Aleksis’in katili Epaminontas Krokoneas’ı kurtarmaya gayret etti.

Başbakan Kostas Karamanlis isyandan küçük bir anarşist grubun sorumlu olduğunu savunurken; “Karamanlis sertlik peşinde” vurgusuyla Murat İlem ekliyor: Yunanistan’da çatışmalar ve grevle sarsılan hükümet, çareyi özgürlükleri kısıtlamakta arıyor… 15 yaşında bir gencin yargısız infaza kurban gitmesinin ardından çıkan olayları bastıramayan Başbakan Kostas Karamanlis, üniversite dokunulmazlığını ve gösterileri yasaklamaya hazırlanıyor…”

Hani “demokrasi”, “AB standartları”, vs., vb’leri?

Devlet üzerine düşünmeliyiz yeniden.

Platon’un total devletinden, Hobbes’un siyaset bilimini doğrudan etkileyen devasa çalışması Leviathan’ına, oradan da Marksizmin devlet çözümlemelerine.

Sonra da Hannah Arendt’in “totaliter devleti”nden, Louis Althusser’in “devletin ideolojik aygıtları”na veya Nicos Poulantzas’ın “olağanüstü devlet biçimi” çalışmasına…

Devlet üzerine düşünmeliyiz yeniden…

Hem de Kant’ın, “Eğer adalet yok olursa, o zaman yeryüzünde insanların yaşamasının artık değeri kalmaz,” sözlerini unutmadan!

OLAN BİT(MEY)EN

Yunanistan’da yaşananları, Dimitri Dellolanes “Neo-Liberalizm Krizi”[9] olarak nitelerken; olan bit(mey)ene ilişkin olarak Ergin Yıldızoğlu’nun altını çizdikleri de şunlardı:

“Sivil polislerin, 6 Aralık 2008’de Atina’nın sol eğilimli, ‘karşıt kültür’ çevrelerinin yoğunlaştığı, yıllardır, sık sık polisle çatışmaların yaşandığı Exarchia mahallesinde 15 yaşında bir genci vurarak öldürmesi Kathimerini’nin bir yorumunda vurguladığı gibi, ‘hiç de beklenmedik bir şey değildi.’[10] Ama, ardından patlak veren, hızla ülkenin büyük kentlerini saran, önceden planlanmış bir genel grevle de çakışan protesto gösterileri, herkeste şok yarattı. BBC’nin saygın ve soğukkanlı olarak nitelediği Kathimerini’nin yorumunun başlığı da ‘Yanılsamaların peçesi kalktı’ diyordu. Yorumcu, Nikos Konstandars’a göre Yunanistan’ı sarsan ve üniversite işgalleri, sokak çatışmalarıyla toplumsal ‘olayların yarattığı radikalleşmenin sonuçları gelecek on yıl boyunca yaşanacak.’[11]
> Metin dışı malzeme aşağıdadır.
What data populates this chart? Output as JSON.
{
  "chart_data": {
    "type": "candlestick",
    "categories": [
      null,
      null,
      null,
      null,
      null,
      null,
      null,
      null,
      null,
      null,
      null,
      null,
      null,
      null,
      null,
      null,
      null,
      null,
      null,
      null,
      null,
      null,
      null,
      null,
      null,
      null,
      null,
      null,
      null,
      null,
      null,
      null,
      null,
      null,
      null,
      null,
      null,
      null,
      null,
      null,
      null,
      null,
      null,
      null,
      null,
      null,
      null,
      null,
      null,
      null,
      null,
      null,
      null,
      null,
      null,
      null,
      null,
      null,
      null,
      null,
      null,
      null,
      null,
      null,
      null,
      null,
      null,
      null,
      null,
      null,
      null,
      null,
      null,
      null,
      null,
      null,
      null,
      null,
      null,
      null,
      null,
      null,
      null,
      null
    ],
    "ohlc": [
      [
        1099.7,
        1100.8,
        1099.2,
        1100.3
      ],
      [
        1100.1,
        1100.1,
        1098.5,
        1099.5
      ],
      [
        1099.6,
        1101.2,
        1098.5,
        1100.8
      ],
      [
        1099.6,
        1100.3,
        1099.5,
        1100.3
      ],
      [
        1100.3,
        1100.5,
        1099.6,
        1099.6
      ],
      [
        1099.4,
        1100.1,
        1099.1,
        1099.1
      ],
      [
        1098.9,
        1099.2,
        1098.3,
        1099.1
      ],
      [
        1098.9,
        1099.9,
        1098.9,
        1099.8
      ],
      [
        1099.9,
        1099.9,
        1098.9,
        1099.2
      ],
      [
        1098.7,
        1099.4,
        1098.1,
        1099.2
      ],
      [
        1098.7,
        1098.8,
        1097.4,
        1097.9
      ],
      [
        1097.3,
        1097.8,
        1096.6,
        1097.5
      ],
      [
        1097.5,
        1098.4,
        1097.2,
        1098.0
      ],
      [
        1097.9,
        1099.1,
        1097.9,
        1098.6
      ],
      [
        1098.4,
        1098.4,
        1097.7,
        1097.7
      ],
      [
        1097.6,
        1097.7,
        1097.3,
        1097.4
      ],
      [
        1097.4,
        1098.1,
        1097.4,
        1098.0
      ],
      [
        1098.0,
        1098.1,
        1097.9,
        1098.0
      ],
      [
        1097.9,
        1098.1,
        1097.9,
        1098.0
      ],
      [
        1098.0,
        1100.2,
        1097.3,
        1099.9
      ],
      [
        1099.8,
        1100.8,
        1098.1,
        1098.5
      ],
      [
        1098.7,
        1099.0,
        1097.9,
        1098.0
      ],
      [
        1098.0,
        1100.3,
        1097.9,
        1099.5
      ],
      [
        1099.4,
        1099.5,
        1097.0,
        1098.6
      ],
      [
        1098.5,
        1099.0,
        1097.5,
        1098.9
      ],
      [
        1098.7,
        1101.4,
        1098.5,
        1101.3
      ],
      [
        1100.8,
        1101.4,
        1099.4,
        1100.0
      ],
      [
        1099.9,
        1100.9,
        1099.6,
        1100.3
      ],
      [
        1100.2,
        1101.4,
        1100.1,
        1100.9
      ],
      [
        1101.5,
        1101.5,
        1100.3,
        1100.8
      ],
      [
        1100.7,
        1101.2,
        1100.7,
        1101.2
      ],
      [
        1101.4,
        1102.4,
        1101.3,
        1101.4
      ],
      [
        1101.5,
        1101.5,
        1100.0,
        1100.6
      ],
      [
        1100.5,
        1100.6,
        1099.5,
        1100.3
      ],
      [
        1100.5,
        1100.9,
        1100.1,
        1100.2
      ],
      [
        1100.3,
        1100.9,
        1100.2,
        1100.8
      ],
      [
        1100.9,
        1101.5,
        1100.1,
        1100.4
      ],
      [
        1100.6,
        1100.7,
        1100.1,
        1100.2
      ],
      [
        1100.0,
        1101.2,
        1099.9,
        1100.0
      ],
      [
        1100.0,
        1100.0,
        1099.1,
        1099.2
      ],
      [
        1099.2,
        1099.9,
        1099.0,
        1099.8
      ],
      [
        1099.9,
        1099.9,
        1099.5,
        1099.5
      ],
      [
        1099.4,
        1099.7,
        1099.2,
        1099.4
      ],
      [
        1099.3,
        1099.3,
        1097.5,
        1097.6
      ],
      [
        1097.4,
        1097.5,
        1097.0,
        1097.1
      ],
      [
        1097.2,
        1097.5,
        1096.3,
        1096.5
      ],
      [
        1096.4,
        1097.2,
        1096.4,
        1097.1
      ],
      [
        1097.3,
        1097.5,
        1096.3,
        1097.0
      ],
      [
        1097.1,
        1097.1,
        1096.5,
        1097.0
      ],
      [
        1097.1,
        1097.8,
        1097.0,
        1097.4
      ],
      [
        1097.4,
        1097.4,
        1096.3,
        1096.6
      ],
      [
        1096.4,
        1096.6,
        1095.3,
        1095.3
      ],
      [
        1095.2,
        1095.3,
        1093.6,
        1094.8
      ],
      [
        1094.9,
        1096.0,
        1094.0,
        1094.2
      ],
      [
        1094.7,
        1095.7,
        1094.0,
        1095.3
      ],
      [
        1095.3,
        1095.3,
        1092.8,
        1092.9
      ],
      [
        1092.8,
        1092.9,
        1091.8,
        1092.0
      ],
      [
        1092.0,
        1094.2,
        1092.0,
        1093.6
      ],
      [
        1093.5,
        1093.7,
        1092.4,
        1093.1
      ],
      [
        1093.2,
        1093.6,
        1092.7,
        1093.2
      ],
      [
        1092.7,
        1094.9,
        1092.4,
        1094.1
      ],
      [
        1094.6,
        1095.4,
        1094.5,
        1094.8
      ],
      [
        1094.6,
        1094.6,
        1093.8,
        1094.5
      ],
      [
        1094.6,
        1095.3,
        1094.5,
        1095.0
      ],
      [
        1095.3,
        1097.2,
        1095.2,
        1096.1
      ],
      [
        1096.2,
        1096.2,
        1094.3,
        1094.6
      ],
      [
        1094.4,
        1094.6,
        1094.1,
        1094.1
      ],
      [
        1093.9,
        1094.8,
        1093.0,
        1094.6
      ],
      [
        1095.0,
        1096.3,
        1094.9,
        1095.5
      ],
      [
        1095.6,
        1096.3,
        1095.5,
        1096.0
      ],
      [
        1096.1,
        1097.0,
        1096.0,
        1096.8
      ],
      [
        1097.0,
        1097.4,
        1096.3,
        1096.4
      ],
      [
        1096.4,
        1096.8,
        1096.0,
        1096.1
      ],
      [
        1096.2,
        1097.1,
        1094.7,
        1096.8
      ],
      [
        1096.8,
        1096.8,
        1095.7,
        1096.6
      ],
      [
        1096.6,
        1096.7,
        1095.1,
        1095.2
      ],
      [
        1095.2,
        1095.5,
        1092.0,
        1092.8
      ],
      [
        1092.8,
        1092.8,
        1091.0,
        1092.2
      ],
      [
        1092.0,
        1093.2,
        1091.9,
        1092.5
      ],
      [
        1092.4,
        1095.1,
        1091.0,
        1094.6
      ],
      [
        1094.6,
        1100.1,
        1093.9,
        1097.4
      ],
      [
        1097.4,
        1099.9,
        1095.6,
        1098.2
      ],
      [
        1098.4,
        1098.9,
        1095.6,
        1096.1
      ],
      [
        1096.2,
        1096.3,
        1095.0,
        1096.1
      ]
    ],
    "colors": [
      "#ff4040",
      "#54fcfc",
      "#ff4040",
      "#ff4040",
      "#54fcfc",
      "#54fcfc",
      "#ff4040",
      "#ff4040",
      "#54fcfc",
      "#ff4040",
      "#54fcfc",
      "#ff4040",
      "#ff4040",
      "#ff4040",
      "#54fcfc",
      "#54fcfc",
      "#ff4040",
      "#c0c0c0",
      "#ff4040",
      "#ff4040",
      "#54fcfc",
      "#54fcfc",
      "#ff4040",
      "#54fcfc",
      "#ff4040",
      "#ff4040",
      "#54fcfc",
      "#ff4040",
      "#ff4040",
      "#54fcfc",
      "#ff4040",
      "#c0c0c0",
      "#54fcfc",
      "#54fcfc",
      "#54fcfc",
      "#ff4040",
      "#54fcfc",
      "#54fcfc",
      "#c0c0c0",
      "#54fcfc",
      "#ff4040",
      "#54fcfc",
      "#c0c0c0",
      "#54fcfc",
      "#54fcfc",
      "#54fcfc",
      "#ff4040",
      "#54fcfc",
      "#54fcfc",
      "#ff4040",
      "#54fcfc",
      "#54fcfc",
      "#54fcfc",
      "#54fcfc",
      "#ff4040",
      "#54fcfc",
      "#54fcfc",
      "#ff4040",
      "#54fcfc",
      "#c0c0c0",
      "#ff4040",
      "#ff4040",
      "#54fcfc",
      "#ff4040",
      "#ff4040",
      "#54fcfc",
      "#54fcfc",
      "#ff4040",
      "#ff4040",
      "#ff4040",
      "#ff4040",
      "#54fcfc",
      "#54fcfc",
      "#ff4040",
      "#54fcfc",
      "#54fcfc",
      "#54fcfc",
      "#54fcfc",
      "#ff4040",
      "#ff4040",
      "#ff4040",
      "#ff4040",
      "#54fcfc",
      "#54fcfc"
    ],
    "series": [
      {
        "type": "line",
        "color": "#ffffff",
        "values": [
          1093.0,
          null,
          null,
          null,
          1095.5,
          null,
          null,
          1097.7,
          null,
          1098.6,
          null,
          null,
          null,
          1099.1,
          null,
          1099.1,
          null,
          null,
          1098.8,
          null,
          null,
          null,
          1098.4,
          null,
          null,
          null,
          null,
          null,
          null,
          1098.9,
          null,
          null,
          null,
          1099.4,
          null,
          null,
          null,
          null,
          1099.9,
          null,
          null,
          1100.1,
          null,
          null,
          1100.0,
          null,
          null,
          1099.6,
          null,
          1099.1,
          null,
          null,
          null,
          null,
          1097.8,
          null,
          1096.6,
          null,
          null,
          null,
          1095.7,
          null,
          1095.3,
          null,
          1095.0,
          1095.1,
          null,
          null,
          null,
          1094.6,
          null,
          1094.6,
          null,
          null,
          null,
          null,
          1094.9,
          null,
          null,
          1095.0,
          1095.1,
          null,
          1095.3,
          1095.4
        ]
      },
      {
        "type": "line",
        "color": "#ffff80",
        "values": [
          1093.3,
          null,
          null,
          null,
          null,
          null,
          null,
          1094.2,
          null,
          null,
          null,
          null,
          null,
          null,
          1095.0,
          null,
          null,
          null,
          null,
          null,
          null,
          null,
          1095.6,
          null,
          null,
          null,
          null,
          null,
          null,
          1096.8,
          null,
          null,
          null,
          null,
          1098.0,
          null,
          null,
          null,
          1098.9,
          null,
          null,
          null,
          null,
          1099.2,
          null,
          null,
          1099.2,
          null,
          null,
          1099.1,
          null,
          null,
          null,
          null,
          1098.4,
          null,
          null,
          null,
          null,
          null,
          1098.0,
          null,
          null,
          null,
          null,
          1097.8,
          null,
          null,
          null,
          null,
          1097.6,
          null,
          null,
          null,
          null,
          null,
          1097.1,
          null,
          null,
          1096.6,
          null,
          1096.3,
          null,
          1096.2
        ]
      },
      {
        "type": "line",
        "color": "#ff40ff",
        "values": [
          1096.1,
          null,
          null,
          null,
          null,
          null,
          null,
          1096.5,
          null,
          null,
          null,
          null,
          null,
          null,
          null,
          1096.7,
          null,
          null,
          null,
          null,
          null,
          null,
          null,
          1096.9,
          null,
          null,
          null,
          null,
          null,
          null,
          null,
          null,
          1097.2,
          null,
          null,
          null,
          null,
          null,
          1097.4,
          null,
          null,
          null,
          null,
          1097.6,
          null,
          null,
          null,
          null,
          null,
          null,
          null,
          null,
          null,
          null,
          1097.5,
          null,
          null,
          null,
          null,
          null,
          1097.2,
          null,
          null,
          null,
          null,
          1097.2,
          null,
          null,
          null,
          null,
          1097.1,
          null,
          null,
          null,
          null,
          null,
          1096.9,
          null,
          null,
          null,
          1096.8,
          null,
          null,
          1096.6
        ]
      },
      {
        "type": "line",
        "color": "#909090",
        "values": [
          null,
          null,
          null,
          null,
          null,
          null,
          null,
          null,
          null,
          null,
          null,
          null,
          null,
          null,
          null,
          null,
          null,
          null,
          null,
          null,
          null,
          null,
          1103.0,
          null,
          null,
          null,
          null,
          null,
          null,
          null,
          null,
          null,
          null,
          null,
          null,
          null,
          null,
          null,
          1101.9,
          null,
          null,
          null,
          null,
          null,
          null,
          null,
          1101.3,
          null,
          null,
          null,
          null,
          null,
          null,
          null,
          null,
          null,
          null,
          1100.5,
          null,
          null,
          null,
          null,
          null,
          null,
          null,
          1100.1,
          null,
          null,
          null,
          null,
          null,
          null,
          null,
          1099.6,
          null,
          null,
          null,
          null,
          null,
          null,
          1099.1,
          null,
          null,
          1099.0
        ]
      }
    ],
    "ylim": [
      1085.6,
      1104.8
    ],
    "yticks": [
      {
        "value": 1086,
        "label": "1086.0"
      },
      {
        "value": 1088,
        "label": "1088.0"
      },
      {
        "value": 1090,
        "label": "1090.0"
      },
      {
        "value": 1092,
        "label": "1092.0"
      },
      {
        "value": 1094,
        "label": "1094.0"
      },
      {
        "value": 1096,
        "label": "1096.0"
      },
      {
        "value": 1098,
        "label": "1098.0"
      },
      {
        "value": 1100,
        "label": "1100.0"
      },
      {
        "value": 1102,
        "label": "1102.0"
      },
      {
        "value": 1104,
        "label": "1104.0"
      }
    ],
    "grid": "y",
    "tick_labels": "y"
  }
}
‘Şok’, ‘yanılsamaların kaybolması’, ‘radikalleşme’ beklentisi (öznelliklerin yeniden şekillenmesi) gibi saptamalar, bize bu çatışmaların bir tarihsel ‘olay’ niteliği taşıdığını söylüyor.

Yıllardır biriken ekonomik ve toplumsal sorunlarla, meşruiyeti zayıf bir devletin ve ekonomik kriz içinde izlenen neo-liberal hükümet politikalarının, Yunan solunun hâlâ kaybolmamış radikal geleneğinin tarihsel zemini üzerinde kesişmesinin, ‘bir olay alanı’ yarattığı söylenebilir. Bundan sonra artık ‘olayın’ doğması için tek eksik, tetikleyici bir rastlantıyı müdahale aracı olarak kullanacak bir ‘öznedir’. Yunan Anarşist hareketi ve SYRIZA olarak bilinen sol ittifakın harekete geçirdiği ‘yeni orta sınıfın’ (‘yeni proletarya’ olarak nitelediğim kesim-E.Y) bu tarihsel işlevi başarıyla gerçekleştirerek ‘olayı’ yarattığı görülüyor. ‘Proletarya’nın geleneksel ve yeni kesimlerinin bir olayın içinde birleşmesine olanak sağlayan Genel Grev ise, tarihin ilginç bir ‘cilvesi’.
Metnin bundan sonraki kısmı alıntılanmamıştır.